Kernel Affine Hull Machines as Compute-Efficient Encoders for Frozen Semantic Spaces

arXiv:2605.02950v2 Announce Type: replace Abstract: Transformer-based semantic encoders are effective for retrieval, but in many deployments the recurring bottleneck is online query encoding rather than offline corpus indexing. This paper studies whether, once a strong teacher representation space and corpus index are fixed, repeated neural query encoding can be replaced by a substantially lighter and analytically explicit estimator. We formulate fixed-teacher lexical-to-semantic encoding as a conditional-mean estimation problem in which the target semantic vector is represented as a noisy mixture of semantic prototypes weighted by posterior cluster probabilities. Kernel Affine Hull Machine (KAHM) geometry is used to estimate these posterior weights from inexpensive lexical features in an explicitly identified RKHS hypothesis space, and the semantic prototypes are refined by normalized least-mean-squares updates from noisy teacher embeddings. This yields a backpropagation-free query-side encoder together with an end-to-end error decomposition into posterior-approximation, finite-sample/generalization, and teacher-noise terms. We instantiate the approach on a controlled Austrian-law retrieval benchmark with 5,000 test queries, 84 candidate laws, and 10,762 aligned retrieval units, using law-specific encoders into a frozen Mixedbread embedding space.
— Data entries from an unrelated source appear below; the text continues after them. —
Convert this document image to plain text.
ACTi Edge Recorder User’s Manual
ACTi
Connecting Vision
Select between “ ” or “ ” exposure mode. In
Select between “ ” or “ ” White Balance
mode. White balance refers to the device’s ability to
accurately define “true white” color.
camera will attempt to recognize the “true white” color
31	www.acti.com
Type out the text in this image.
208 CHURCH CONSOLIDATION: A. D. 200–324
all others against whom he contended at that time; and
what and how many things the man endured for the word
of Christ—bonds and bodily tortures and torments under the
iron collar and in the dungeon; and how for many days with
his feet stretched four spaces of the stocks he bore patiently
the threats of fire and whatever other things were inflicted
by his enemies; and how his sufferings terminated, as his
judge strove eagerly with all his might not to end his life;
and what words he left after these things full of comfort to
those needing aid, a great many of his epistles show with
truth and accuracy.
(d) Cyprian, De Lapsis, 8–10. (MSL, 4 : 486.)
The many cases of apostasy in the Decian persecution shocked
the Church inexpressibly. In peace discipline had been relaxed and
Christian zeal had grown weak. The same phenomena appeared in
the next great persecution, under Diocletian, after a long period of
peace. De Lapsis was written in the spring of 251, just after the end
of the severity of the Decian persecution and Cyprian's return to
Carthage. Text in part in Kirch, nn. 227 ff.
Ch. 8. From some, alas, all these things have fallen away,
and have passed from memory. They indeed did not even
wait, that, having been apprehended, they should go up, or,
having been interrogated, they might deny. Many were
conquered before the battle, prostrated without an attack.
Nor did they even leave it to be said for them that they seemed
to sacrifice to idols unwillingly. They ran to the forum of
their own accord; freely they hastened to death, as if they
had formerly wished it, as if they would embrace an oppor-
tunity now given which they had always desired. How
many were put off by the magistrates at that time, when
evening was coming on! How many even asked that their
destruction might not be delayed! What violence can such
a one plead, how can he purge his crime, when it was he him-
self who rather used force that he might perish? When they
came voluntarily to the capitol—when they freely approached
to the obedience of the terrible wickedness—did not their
Among evaluation-matched learned adapters, KAHM achieves the strongest teacher-space reconstruction and the best rank-sensitive retrieval performance at all evaluated cutoffs. At k=20, it obtains MRR@20 = 0.504, Hit@20 = 0.694, and Top-1 Accuracy = 0.411, while reducing online per-query time by 8.53 relative to direct transformer query encoding in the reported CPU setting. The results support KAHMs as compute-efficient encoders for supervised fixed-representation deployment regimes.